The Royal Court has always been at the forefront of incredible work from undiscovered, new and established writers. Its new production, Hangmen, is a testament to the ethos of this wonderful theatre. Written by acclaimed writer Martin McDonagh, whose first play The Beauty Queen of Leenane premiered at The Royal Court 20 years ago, Hangmen is an outstanding, jaw-dropping, bold black comedy that explores the abolishment of hanging in the UK in 1965. Not the chirpiest of subject matters but McDonagh’s script is pure comedy gold. Much like his big screen successes, the brilliant In Bruges and more recent Seven Psychopaths, McDonagh’s new work holds no punches with hard-hitting drama, fraught tension and hilarious situations. It is a thrilling night of theatre.
The plot revolves predominantly around Harry Wade, who just happens to be the second-best hangman in England. But what’s this local celebrity, who now owns a pub, to do on the day they’ve abolished hanging? It’s an interesting conundrum.

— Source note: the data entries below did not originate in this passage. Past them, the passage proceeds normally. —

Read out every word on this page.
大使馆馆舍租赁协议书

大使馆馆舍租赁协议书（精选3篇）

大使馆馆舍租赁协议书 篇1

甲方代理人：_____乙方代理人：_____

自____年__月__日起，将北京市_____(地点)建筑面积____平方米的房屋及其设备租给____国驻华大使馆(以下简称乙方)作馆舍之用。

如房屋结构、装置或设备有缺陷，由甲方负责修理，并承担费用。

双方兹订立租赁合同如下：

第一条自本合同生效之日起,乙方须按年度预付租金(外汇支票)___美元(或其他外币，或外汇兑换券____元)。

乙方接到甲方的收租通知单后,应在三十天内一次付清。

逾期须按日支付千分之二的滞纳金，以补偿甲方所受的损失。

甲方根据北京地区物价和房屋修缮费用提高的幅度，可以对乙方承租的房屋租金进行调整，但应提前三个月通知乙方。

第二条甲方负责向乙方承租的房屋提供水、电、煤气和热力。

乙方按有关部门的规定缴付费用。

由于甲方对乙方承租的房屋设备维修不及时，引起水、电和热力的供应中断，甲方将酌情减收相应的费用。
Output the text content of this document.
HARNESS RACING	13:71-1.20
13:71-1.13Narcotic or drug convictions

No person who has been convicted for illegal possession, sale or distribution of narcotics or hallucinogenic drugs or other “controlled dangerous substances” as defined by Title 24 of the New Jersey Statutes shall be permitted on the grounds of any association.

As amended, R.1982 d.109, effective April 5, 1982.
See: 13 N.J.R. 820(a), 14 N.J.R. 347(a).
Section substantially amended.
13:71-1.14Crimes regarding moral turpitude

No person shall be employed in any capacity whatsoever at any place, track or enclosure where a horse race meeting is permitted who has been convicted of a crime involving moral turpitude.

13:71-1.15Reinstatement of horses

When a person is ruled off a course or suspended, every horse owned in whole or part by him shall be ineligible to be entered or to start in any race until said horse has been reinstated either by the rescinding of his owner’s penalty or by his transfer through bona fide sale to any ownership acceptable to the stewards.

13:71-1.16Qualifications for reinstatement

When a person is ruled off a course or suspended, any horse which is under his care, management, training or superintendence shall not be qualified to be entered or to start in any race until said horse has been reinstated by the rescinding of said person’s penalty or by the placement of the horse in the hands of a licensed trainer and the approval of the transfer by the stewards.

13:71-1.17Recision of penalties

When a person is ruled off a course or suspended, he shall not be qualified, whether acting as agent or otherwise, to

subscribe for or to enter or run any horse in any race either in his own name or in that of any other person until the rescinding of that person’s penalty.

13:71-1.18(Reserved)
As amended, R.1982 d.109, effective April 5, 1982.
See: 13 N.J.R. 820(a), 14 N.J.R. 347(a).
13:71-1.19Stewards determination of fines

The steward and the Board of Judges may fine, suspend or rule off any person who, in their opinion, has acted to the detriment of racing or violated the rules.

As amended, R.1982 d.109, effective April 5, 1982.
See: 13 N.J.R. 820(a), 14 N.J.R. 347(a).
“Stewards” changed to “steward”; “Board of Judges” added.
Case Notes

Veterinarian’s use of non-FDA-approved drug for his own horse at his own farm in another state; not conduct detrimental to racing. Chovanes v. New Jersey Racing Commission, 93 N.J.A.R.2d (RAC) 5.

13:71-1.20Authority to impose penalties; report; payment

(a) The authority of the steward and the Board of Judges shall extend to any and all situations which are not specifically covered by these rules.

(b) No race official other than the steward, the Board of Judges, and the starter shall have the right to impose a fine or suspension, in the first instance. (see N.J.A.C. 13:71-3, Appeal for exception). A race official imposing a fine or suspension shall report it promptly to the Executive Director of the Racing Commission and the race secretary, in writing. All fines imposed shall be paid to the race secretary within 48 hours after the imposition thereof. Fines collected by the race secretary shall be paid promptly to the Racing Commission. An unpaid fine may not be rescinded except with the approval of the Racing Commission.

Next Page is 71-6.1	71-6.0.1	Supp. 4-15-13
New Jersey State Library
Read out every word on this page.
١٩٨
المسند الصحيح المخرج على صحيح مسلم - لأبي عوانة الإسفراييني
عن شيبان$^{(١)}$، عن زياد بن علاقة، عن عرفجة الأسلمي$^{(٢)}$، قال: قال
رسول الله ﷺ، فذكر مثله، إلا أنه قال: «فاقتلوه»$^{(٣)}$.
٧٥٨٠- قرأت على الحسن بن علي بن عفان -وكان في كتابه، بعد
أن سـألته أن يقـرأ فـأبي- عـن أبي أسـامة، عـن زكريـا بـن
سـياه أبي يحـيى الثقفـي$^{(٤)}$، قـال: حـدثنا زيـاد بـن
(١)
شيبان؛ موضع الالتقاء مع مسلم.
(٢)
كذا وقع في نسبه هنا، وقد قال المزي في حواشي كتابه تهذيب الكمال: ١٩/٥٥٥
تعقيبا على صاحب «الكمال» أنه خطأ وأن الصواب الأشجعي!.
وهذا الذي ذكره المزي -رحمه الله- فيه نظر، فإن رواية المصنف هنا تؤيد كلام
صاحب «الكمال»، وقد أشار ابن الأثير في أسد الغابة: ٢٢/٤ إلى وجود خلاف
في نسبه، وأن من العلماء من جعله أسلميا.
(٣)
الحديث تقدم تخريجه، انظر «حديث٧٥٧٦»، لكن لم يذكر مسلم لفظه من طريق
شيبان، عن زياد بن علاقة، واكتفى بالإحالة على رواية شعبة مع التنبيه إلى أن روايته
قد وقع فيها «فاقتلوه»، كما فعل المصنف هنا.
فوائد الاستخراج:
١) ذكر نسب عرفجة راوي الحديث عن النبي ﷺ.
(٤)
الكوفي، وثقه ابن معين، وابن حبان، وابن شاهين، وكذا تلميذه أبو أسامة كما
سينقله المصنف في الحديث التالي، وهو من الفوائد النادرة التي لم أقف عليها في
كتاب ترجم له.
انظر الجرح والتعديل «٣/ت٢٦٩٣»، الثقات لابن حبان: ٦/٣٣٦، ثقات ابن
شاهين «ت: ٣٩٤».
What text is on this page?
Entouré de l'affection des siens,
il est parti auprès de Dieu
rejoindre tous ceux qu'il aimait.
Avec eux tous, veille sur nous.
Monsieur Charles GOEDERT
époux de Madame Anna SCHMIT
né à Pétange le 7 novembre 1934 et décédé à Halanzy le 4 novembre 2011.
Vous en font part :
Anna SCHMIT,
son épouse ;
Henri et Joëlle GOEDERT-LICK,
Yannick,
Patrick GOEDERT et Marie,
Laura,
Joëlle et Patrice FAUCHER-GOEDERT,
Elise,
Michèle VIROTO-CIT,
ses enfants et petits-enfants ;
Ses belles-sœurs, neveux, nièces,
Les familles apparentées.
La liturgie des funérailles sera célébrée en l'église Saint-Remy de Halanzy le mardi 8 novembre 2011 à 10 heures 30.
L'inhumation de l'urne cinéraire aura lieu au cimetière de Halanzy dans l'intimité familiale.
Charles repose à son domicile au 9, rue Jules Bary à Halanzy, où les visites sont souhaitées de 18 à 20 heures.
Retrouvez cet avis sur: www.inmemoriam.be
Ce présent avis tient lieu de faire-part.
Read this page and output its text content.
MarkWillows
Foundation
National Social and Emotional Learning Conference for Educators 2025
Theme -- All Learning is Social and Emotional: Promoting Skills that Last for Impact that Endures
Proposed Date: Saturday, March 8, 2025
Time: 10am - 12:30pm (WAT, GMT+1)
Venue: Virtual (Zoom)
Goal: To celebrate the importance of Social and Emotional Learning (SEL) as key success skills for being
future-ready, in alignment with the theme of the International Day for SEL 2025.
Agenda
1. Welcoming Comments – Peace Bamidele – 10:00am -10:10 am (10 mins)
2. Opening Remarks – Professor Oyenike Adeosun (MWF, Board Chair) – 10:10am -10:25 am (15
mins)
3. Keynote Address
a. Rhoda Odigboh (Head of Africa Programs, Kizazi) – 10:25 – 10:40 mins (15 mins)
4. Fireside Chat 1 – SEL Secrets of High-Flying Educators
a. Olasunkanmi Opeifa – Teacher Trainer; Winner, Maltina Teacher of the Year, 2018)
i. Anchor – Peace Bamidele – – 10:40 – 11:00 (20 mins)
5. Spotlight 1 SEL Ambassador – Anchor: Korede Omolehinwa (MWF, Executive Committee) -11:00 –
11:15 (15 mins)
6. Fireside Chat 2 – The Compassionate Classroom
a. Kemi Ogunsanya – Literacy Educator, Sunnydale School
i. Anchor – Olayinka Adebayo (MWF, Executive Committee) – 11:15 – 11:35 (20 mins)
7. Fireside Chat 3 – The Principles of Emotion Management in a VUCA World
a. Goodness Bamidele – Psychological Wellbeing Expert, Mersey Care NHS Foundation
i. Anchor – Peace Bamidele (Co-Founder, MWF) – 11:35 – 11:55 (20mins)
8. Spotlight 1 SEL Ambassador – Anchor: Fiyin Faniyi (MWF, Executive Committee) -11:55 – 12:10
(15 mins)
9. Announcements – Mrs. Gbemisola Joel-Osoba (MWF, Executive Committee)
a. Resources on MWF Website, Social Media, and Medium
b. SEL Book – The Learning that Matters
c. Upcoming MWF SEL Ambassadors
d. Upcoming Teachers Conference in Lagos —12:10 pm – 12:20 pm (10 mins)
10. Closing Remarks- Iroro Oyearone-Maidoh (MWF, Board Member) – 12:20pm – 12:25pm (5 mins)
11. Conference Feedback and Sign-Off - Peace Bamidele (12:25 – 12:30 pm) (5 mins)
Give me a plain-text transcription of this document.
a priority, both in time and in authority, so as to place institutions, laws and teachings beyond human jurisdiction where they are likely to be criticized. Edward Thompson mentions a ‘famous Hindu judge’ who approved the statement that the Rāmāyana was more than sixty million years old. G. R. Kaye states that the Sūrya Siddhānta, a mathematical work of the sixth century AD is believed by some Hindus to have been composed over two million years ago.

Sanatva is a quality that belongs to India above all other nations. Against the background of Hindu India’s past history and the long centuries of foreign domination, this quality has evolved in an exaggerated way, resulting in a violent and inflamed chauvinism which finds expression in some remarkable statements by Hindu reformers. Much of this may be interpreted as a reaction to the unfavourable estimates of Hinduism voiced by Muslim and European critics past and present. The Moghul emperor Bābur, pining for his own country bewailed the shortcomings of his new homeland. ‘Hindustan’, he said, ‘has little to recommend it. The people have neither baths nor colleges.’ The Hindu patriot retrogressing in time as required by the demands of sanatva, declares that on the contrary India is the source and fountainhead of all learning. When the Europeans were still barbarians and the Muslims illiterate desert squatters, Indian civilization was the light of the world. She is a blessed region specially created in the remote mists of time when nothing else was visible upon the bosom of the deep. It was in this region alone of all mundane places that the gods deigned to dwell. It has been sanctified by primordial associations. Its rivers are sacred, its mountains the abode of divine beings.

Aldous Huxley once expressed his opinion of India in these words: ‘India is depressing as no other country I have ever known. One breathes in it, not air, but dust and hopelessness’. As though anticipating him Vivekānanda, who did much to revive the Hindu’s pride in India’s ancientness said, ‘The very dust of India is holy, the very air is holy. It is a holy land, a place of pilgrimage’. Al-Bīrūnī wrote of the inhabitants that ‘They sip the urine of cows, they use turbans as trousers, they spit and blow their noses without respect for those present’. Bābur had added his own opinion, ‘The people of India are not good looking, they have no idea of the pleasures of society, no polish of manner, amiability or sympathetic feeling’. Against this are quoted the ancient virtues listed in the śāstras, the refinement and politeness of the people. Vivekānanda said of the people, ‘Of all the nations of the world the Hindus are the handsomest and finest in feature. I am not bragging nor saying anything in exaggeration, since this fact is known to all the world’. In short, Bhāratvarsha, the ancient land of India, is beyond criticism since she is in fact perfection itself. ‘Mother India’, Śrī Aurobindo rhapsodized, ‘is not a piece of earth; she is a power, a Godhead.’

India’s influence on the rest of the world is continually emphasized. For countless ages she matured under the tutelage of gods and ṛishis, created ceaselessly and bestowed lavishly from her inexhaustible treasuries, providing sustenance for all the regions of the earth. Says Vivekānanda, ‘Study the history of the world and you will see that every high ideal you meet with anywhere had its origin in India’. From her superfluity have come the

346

Amongst the reporters and sycophantic pub regulars dying to hear Harry’s reaction to this sudden news, a peculiar stranger arrives on the scene, hellbent on revenge – or is he? That’s about as much plot I want to give, as it is the constant flow of unexpected twists and turns that makes this play an absolute must-see.
The opening scene, set in a prison cell 2 years before hanging is abolished, has to be one of best opening scenes of any production I’ve ever seen. Josef Davies, making his professional theatrical debut, superbly plays Hennessy – a man professing his innocence as he’s being led, pushed and shoved towards the gallows by Wade and his bungling team. The noose falls, the neck breaks, the rope fidgets and the audience, along with Hennessy, don’t breathe. If that wasn’t enough the set shift as time moves forward 2 years to 1965 is something that I don’t think I’ll ever forget. Anna Fleischle’s set design across the entire production is astounding.
David Morrissey leads the stellar cast with his strong and vulnerable portrayal of Harry. His performance was so good, I’ve now forgiven him for Basic instinct 2. His arch nemesis, the UK’s number 1 hangman Pierrepoint, is played by John Hodgkinson and, although only only on for one scene in act 2, he commands the stage. However it is Johnny Flynn’s portrayal of Mooney, the weird visitor from down South, that steals the show. Flynn’s deluge of wonderful lines are delivered with such conviction; he is a joy to watch. Its Flynn’s performance that makes this entire production so unsettling and charged with tension. The awkward hilarity is abundant throughout this gripping 2 hours and thats especially thanks to Simon Rouse’s priceless performance of deaf and drunk Arthur and Reece Shearsmith’s depiction of the stuttering and bumbling Syd. I’m a massive League Of Gentleman fan and this play allows Shearsmith the joy to tap into that dark and morose sense of humour perfectly and he relishes in it. The scene with Syd and the fallen chair literally still has me quietly chuckling and giggling away days later. Sally Rogers, as Wade’s hard done to wife Alice, is a delight as is Bronwyn James, who’s also enjoying a professional theatrical debut, as Wade’s naive teenage daughter. All of these incredible actors move around the stage so beautifully thanks to the ingenious direction from Matthew Dunster. Each step taken, be it for a gag or a dramatic pause, has subtle purpose and is executed beautifully.
Hangmen is Martin McDonagh’s first new play in London for more than ten years and I have no doubt this almost sold out season will be extended or get a well deserved West End transfer.